Penguin presents the audiobook edition of Riot Days by Maria Alyokhina, read by Kate Lock.

From activist, Pussy Riot member and freedom fighter Maria Alyokhina, a raw, hallucinatory, passionate account of her arrest, trial and imprisonment in a penal colony in the Urals for standing up for what she believed in.

'One of the most brilliant and inspiring things I've read in years.
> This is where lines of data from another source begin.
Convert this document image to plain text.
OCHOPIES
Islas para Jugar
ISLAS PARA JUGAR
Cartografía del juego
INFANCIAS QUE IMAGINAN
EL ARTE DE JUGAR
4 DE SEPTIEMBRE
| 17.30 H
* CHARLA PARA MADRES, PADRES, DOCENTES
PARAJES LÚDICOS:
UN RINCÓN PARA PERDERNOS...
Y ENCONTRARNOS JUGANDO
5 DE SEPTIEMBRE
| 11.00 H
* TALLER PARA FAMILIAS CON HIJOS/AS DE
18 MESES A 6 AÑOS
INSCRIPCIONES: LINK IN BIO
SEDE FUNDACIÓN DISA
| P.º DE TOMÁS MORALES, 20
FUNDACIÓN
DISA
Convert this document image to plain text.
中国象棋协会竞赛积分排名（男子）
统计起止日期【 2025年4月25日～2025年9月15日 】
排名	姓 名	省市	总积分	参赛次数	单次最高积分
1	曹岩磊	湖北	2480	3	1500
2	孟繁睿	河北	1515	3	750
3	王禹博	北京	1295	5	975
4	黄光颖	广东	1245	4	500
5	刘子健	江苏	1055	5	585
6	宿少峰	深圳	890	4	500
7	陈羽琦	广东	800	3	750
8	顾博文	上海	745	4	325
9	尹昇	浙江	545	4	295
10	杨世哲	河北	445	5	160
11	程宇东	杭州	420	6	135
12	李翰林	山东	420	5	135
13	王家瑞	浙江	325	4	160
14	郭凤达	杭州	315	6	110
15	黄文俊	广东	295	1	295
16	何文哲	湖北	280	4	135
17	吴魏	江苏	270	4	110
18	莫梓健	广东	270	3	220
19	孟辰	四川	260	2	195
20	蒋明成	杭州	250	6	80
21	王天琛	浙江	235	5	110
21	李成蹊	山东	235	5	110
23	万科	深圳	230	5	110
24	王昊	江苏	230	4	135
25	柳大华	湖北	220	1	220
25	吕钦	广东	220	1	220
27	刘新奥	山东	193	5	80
Couldn't put it down. This book is freedom' Chris Kraus, author of I Love Dick

People who believe in freedom and democracy think it will exist forever.

That is a mistake. What happened in Russia - what happened to me - could happen anywhere.

When I was jailed for political protest, I learned that prison doesn't just teach you to follow the rules. It teaches you to think that you can never break them.

It's inevitable that the prison gates will open at some point. But this doesn't mean that you leave the 'prisoner' category and go straight into the category of 'the free'.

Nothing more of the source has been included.